Ces photographies ont été prises à Pise, il y a presque dix ans. On peut dire qu'elles sont sans intérêt. Je me tenais au bord de l'allée, dans une foule de touristes clichant à qui mieux mieux. L'enfant avait lâché la main de ses parents et dansait sur une pelouse jalonnée de panonceaux "interdit de marcher sur l'herbe", dans toutes les langues. Ses parents l'ont appelé discrètement plusieurs fois, avec un air un peu ennuyé. Tout un groupe asiatique s'est figé, zoom en berne, en regardant ailleurs. C'était drôle, ces adultes qui n'osaient pas mettre un pied sur une pelouse interdite, l'enfant gracieux et libre, et les occidentaux amusés par la scène.
Je n'ai pas d'image pour les scènes suivantes.

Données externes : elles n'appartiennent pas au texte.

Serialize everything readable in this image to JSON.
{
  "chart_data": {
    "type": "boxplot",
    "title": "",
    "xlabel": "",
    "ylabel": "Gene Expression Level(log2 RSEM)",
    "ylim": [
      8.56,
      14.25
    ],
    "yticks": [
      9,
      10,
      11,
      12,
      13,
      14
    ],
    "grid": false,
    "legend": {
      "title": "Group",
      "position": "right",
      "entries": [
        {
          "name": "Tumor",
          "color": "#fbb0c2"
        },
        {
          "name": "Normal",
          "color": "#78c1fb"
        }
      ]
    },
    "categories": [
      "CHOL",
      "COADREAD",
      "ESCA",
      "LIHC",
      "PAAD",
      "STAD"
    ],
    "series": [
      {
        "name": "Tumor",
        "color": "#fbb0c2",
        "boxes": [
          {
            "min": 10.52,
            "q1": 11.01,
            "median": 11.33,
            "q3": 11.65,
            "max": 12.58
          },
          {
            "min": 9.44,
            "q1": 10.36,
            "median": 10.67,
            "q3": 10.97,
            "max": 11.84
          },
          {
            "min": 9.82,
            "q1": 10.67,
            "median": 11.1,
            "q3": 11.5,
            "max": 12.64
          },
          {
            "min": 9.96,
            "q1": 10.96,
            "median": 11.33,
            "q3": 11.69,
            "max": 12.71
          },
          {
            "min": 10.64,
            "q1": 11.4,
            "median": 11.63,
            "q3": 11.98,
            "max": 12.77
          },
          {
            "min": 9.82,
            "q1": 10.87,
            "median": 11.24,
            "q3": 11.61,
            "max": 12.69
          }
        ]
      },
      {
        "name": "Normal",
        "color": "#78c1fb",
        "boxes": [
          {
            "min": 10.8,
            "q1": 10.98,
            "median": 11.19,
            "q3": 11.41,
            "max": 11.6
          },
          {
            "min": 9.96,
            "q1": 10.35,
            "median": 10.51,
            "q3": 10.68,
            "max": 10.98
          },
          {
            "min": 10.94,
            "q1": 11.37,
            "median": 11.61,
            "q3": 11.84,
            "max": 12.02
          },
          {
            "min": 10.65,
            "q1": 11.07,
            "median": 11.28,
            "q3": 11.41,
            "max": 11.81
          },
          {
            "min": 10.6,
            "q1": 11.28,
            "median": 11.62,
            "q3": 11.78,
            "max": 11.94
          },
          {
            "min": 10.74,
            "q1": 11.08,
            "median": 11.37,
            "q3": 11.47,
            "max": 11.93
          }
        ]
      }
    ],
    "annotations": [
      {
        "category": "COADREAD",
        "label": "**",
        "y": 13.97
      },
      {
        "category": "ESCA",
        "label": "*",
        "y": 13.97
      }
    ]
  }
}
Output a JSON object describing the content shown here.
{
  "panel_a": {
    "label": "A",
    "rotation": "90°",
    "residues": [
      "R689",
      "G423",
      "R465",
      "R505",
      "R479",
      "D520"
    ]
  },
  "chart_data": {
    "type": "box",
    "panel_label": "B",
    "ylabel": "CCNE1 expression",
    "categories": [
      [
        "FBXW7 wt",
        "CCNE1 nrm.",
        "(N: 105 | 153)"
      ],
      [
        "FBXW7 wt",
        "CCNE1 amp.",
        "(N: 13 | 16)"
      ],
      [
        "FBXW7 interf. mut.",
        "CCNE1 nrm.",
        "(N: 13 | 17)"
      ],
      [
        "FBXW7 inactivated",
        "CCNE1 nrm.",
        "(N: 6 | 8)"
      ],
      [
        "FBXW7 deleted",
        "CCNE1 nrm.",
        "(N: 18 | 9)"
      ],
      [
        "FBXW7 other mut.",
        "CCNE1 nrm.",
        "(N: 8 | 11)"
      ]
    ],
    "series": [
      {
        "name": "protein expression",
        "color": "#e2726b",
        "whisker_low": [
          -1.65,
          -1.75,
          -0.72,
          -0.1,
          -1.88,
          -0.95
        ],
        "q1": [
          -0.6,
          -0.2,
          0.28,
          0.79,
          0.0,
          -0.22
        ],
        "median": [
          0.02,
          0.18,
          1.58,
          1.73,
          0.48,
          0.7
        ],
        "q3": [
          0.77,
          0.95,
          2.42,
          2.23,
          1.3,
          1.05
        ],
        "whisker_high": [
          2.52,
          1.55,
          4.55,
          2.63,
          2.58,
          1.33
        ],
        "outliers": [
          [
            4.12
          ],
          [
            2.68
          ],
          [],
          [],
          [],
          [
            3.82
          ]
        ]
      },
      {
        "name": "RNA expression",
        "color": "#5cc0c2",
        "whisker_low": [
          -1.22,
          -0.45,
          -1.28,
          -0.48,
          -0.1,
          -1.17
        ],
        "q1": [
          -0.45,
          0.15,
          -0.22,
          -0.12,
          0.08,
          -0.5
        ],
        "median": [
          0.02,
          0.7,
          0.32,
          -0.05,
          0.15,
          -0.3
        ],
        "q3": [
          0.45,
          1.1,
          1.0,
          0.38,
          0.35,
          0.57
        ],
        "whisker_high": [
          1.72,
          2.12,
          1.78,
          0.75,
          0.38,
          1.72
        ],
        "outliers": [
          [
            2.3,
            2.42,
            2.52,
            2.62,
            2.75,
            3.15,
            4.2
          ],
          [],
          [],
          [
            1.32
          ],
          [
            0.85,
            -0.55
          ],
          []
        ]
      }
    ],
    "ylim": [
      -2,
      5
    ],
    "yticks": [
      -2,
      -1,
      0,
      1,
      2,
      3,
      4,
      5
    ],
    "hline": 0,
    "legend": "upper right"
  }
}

Sur la pelouse du Jardin des Plantes, il y a aussi des pancartes. Juste devant la grotte romantique, on a sarclé par endroits et semé du gazon qui peine à pousser. Une mère aux longs cheveux est assise sur le banc, avec ses petits contre elle et un bébé au sein. La lumière frisante joue entre les grandes palmes sombres, la mère serre sur ses cheveux un châle bleu que le marmot dodu tire par les franges. Il est impossible de ne pas penser à un tableau: une madone, une maternité, un Caravage, avec une Rom dans le rôle de Marie. Les passants ralentissent. Il fait froid, les enfants sont peu vêtus, la femme a les pieds sales, chaussés de tongs de plage. Brusquement, les enfants se redressent se mettent à crier: deux gendarmes traversent la pelouse et se dirigent vers eux. Leurs brodequins noirs décollent des plaques d'herbe, laissant la terre à nu, et l'on voit l'empreinte brune de leur semelle, aussi nette que celles de pas dans la neige.
Hier, au supermarché:
Petit papa Noël, chocolats, jouets et illuminations dès la porte franchie. Et là, ces fiers consuméristes ont fait fort: le thème de l'animation est inspiré par, ou dédié aux, je ne sais pas, mais enfin tout grouille de LAPINS CRÉTINS. Ceux qui ignorent de quoi je parle ont de la chance. Bref, sur une estrade à deux niveaux recouverte de gazon synthétique se tortillent des lapins effrayants avec des bonnets rouges où ballottent de vagues bois de rennes. La sono est épouvantable. Autour de l'estrade il y a la même barrière basse en bois blanc que celle de la déco de Pâques et de la fête du jardinage. Killian l'a enjambée sans difficulté. D'abord il baffe un lapin, à la grande joie de l'assistance, puis réussit, en tirant fort sur les oreilles d'un autre, à désolidariser la partie peluche de la partie mécanisme. Horreur: l'automate en ferraille se trémousse, les globes de ses yeux clignotants sont entourés d’écheveaux de fils électriques et sa mâchoire claque atrocement, Killian se laisse tomber par terre en hurlant. Killian a environ trois ans, et tout le monde sait qu'il s'appelle Killian parce que son colosse de mère n'arrête pas de gueuler: "Killian, sors de là d'd'ans et r'viens toutd'suite ou bien tu vas voir, tu vas t'en prendre une !" La foule se presse pour voir Killian s'en prendre une, en jetant des regards circulaires vaguement inquiets car il plane une odeur bizarre de plastique chaud autour de l'estrade. Le lapin crépite puis s'éteint, tandis que les yeux des autres restent bloqués sur la lumière rouge et que le son déraille. Killian s'assied et se frotte les yeux. "Non", crie-t-il à sa mère qui lui désigne sa poussette et fait mine de partir. Ensemble, comme au credo à la messe, les gens commencent à entonner "ah, si c'était le mien..." On sent que l'avenir proche ne s'annonce pas super gai pour Killian, et que si ça se trouve le Père Noël va carrément blacklister l'adresse de son appart. Un chef commercial intervient à point, il se prend les pieds dans la pelouse synthétique qui se déchire et s'enroule à ses chevilles. Il rampe jusqu'à la sortie de rallonge électrique, sous le petit moulin, qu'il débranche enfin. Tout s'éteint. Killian se met debout, et là, fier dans ses Nike, ferme sa petite main hormis le majeur qu'il brandit bien vertical devant l'homme par qui s'interrompit le spectacle.